The more things change, the more they stay the same.
Two must-read books for PR/Web people:
You wouldn’t think that an activist’s handbook for organizing labor unions and social justice movements would have much resonance in Web 2.0 but it does–more than any contemporary book I’ve read in a while. Alinsky was all about utilizing communities and how an outsider can never truly work efficiently with one. The point then is very similar to what they’re calling PR 2.0, which is to no longer be an outside. The key, he says, is to become familiar and accepted by the community you’re working with.
This is where most PR people and organizers fail. They look at communities as collections of inferior people who they can manipulate into consuming their product. That’s not going to fly any more, the Diggs or Myspaces are too powerful. Why would DailyKos take the scraps some newspaper throws at him when he has a daily audience comparable in size? Why would a blogger respond to some canned email I send him–when he has plenty of real users who give genuine tips to him all day long?

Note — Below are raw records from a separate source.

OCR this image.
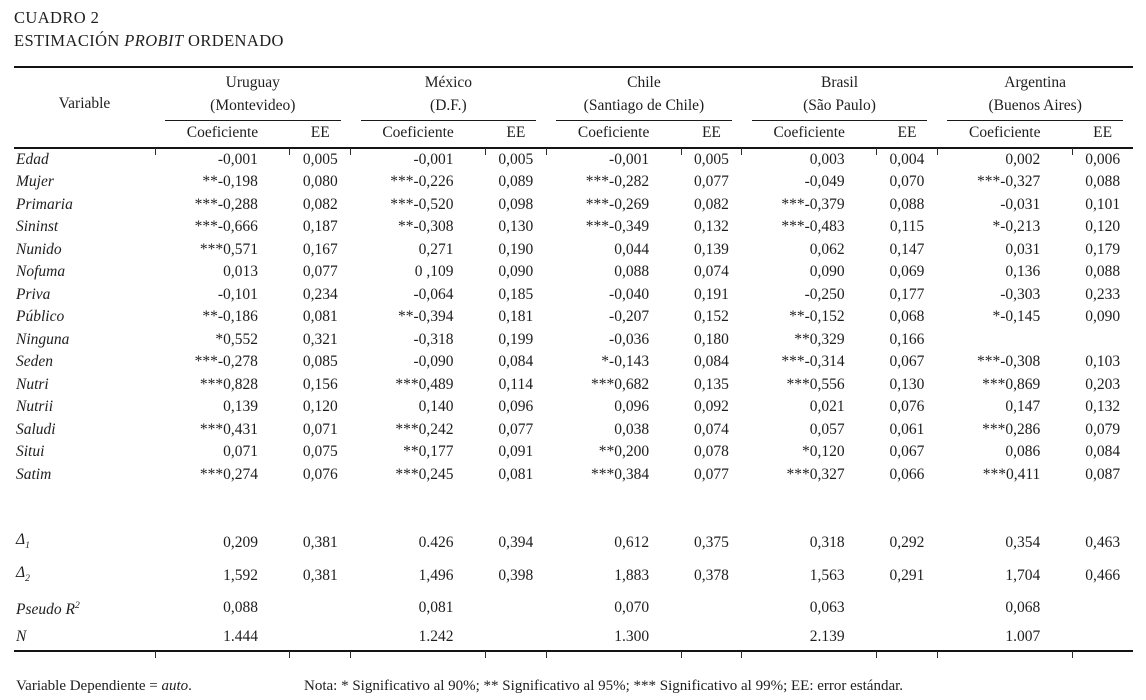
CUADRO 2
ESTIMACIÓN PROBIT ORDENADO
Variable	Uruguay		México		Chile		Brasil		Argentina	

	(Montevideo)		(D.F.)		(Santiago de Chile)		(São Paulo)		(Buenos Aires)	

	Coeficiente	EE	Coeficiente	EE	Coeficiente	EE	Coeficiente	EE	Coeficiente	EE
Edad	-0,001	0,005	-0,001	0,005	-0,001	0,005	0,003	0,004	0,002	0,006
Mujer	**-0,198	0,080	***-0,226	0,089	***-0,282	0,077	-0,049	0,070	***-0,327	0,088
Primaria	***-0,288	0,082	***-0,520	0,098	***-0,269	0,082	***-0,379	0,088	-0,031	0,101
Sininst	***-0,666	0,187	**-0,308	0,130	***-0,349	0,132	***-0,483	0,115	*-0,213	0,120
Nunido	***0,571	0,167	0,271	0,190	0,044	0,139	0,062	0,147	0,031	0,179
Nofuma	0,013	0,077	0 ,109	0,090	0,088	0,074	0,090	0,069	0,136	0,088
Priva	-0,101	0,234	-0,064	0,185	-0,040	0,191	-0,250	0,177	-0,303	0,233
Público	**-0,186	0,081	**-0,394	0,181	-0,207	0,152	**-0,152	0,068	*-0,145	0,090
Ninguna	*0,552	0,321	-0,318	0,199	-0,036	0,180	**0,329	0,166		
Seden	***-0,278	0,085	-0,090	0,084	*-0,143	0,084	***-0,314	0,067	***-0,308	0,103
Nutri	***0,828	0,156	***0,489	0,114	***0,682	0,135	***0,556	0,130	***0,869	0,203
Nutrii	0,139	0,120	0,140	0,096	0,096	0,092	0,021	0,076	0,147	0,132
Saludi	***0,431	0,071	***0,242	0,077	0,038	0,074	0,057	0,061	***0,286	0,079
Situi	0,071	0,075	**0,177	0,091	**0,200	0,078	*0,120	0,067	0,086	0,084
Satim	***0,274	0,076	***0,245	0,081	***0,384	0,077	***0,327	0,066	***0,411	0,087

$\Delta_1$	0,209	0,381	0.426	0,394	0,612	0,375	0,318	0,292	0,354	0,463
$\Delta_2$	1,592	0,381	1,496	0,398	1,883	0,378	1,563	0,291	1,704	0,466
Pseudo $R^2$	0,088		0,081		0,070		0,063		0,068	
N	1.444		1.242		1.300		2.139		1.007	
Variable Dependiente = auto.	Nota: * Significativo al 90%; ** Significativo al 95%; *** Significativo al 99%; EE: error estándar.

No competent general would ever fight on land he has not familiarized himself with. Alinsky asserts that in organizing, the group’s “traditions are the terrain.” To do your job properly, you MUST acclimate to group and not the other way around. The traditional press release then is dead. The personalized email filled with anecdotes, proof of readership and a meaningful connection is the new way.
Brian Solis of PR 2.0 has written about this extensively. But his basic point is very similar to Alinsky’s. You cannot afford to be an outsider unless your only goal is cheap and temporary stimulus. Why bother? Why not just buy advertising? I would assert that in the future, when you apply for jobs in PR and management, the most important part of your resume will not be your job experience but what communities you’re a part of. What audience can you bring to the client? How quickly can you learn and be accepted into a new environment? So when you dick around on the internet, keep that in mind–the forums you post on or Myspace groups you belong to, those don’t have to be just distractions, they can be priceless assets for a career.